I see machine learning models a lot like vaccine boosters. Let me explain.
The way vaccine reformulation works is that we take the vaccine that took years to develop (model development), and slightly change it to address the current environment it operates within (new data). We make the changes needed to stand up against the current most popular viral variant…only to manufacture it (train it) for a few months. When the vaccine (model) finally emerges, it finds itself in a world very different from the one it was designed (trained) for. It still does an admirable job, and it’s better than nothing, but the variant it was designed for is likely no longer the dominant one. Imagine how effective the vaccine could be if the cycle time from modification to production was shortened! That extended manufacturing/training time has resulted in a model that is already out of date. This is called concept drift.

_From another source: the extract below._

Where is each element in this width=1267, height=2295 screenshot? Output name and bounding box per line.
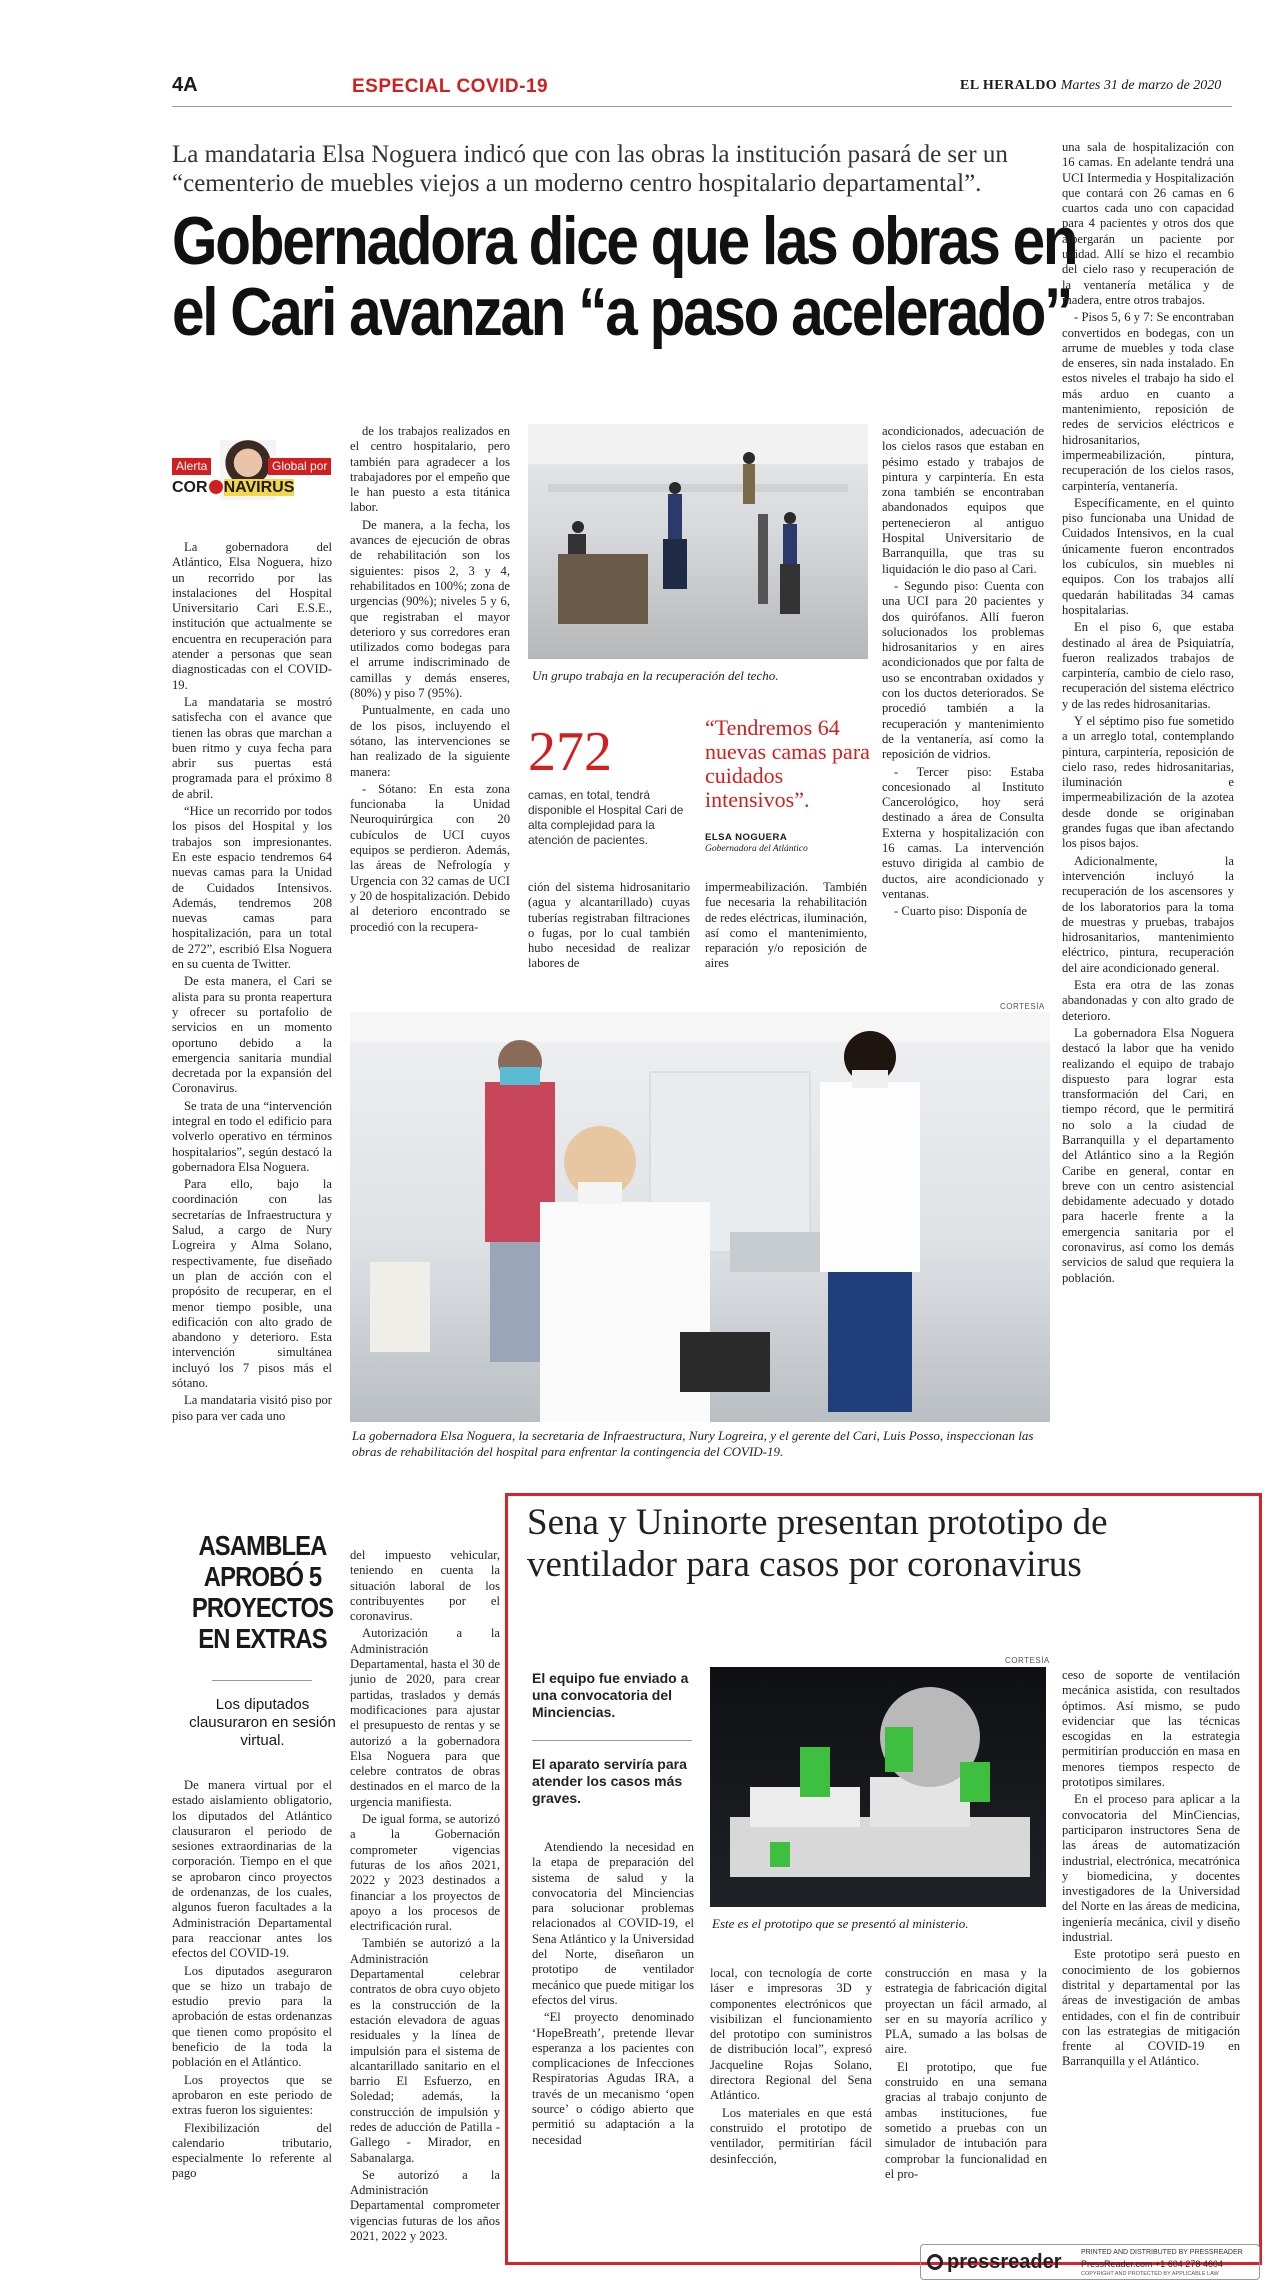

I used to think they just train and “launch” ML models and then let them run like most software, dealing with operational issues and such but for the most part letting the already written software do the work. Wrong. AI models are not like regular software. They constantly need to be updated. If you’re not constantly monitoring for drift and retraining with new data, you’ll quickly fall behind. Of course, there are ways to make the impact of concept drift feel less drastic (like allowing extensions that pull in real, live data). But when it comes to making predictions and formulating ideas on research, you need a model that knows the latest way to be 😎
How do you solve this?? Manually training a model is fine in the initial prototyping stage, but you can’t ship something like that. If you did, you would be managing the model lifecycle by hand forever which isn’t sustainable. Beyond an initial local experiment in a notebook, you need to be thinking about pipelines and automation from the beginning. Run the training pipeline whenever there is new data – this is called Continuous Training (CT). The automated process can do supervised training and update the model weights for you.
The industry throws the term model weights around a lot and I think it deserves more of an explanation. The concept of model weights actually comes from the theory of Hebbian plasticity in the brain (a form of synaptic plasticity that basically says “neurons that fire together, wire together”). The way the theory goes, is that if two neurons in the brain are working together often enough they will strengthen the connection between themselves for higher bandwidth transmission (just like we do on our roads when there is too much traffic at rush hour). This strengthened bond ends up re-arranging our neurons, and it’s how we learn! 🧠
Machine learning models do the same thing. During supervised learning, they keep track of how often the model makes a bad prediction. This is measured against the dataset. If I ask the model what Jane’s favorite color is, it better get the right answer if that answer is explicitly spelled out in the dataset it was trained on. If it gets the answer wrong, the weight is reduced. When it gets the answer right, it increases the weight, just like our brains strengthen neural connections. This is where the term neural network comes from.
I’ll do a post soon that goes into detail on getting that magical ML retraining pipeline into place, but for now just remember that automation is key (always be training) and that models have to learn and stay up to date, just like you do.
Last modified: March 11, 2024